The use of allograft tissue for anterior cruciate ligament reconstruction (ACLR) remains controversial. Numerous meta-analysis and systematic reviews of small clinical studies have not found differences between autograft and allograft outcomes but large registry studies have shown an increased risk of revision with allografts. The purpose of this study was to compare the risk of aseptic revision between hamstring tendon autografts and soft tissue allografts.

Methods

A retrospective cohort study of prospectively collected data was conducted using an US ACLR Registry. A cohort of primary unilateral ACLR cases reconstructed with hamstring autografts and soft tissue allografts (from any site) was identified. Aseptic revision was the end point of the study.

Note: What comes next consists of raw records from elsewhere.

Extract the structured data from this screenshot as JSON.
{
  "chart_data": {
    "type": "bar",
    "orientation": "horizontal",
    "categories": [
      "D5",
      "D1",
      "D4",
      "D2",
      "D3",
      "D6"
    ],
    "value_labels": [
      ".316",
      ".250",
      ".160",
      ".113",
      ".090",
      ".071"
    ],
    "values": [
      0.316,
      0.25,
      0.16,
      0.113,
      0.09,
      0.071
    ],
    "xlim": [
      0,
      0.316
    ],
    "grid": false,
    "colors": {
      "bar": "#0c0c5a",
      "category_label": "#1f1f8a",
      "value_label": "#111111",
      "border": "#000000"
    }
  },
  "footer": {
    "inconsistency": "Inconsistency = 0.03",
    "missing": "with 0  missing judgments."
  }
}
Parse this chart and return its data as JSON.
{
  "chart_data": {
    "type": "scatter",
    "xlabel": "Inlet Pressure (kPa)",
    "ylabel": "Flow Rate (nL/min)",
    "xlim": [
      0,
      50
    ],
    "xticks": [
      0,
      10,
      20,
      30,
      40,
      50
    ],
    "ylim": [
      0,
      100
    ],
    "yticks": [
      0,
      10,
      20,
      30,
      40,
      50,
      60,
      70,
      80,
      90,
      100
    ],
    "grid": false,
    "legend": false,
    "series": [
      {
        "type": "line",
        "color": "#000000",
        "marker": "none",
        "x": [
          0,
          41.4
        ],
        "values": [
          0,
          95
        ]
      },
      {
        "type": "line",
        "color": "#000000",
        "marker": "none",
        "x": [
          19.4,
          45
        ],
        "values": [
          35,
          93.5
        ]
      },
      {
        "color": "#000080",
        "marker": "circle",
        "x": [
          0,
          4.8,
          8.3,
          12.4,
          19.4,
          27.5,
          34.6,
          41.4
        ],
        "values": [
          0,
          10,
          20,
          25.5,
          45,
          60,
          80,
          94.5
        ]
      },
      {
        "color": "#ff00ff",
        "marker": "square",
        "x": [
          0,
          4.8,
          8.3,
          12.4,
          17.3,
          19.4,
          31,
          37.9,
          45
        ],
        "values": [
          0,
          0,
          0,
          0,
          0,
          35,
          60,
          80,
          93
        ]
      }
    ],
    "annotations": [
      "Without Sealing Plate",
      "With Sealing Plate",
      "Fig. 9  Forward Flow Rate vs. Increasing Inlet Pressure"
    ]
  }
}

Type of graft and allograft processing methods (non-processed, <1.8Mrads, >1.8 MRads irradiation, and BioCleanse processing) were the exposures of interest evaluated. Age (<22 and >22 years-old) was evaluated as an effect modifier. All analyses were adjusted for age, gender, and race. Kaplan-Meier curves and Cox proportional hazard models were employed. Hazard ratios (HR), 95% confidence intervals (CI) are provided.

Results

The soft tissue cohort had 9458 cases, 5774 (61.0%) were male, 4571 (48.3%) were White, 3751 (39.7%) cases used soft tissue allograft and 5707 (60.3%) cases used hamstring autograft. The median age was 34.6 years-old (IQR 24.1-43.2) for allograft cases and 24.3 years-old (IQR 17.7-33.8) for autograft cases. The adjusted overall risk of revision in allograft compared to autografts within 2 years of the surgery was 1.20 (95%CI 0.86-1.69, p=0.688) and after two years was 3.24 (95%CI 1.91-5.48, p<0.001). The adjusted risk of revision in allografts processed with BioCleanse (HR: 2.98, 95%CI 1.38-6.41, p=0.005) was associated with a higher risk of revision. Patients <22 years-old with BioCleanse processed grafts had the greatest risk (HR: 4.56, 95%CI 2.00-10.40), while those 22 years and older did not have a significantly different risk of revision (HR: 1.03, 95%CI 0.14-7.65) than hamstring autografts. For those with allografts treated with <1.8Mrad irradiation, the risk of revision was higher than with hamstring autografts after 2 years (HR: 2.50, 95%CI 1.40-4.46, p=0.002), and for those with >1.8Mrad irradiation it was higher after 1 year (HR: 2.84, 95%CI 1.77-4.56, p<0.001). Non-treated soft tissue allografts did not have a higher risk of revision when compared to autograft (p=0.680).

Conclusions

When soft tissue allografts are used for ACLR, both processing, time from surgery, and patient’s age affect the risk of revision when compared to hamstring autografts. Tissue processing has a significant effect on the risk of revision surgery and that effect is most profound in patients <22 years of age and increases with time. Surgeons and patients need to be aware of the increased risks of revision when soft tissue allograft is used for ACLR especially in patients <22 years-old.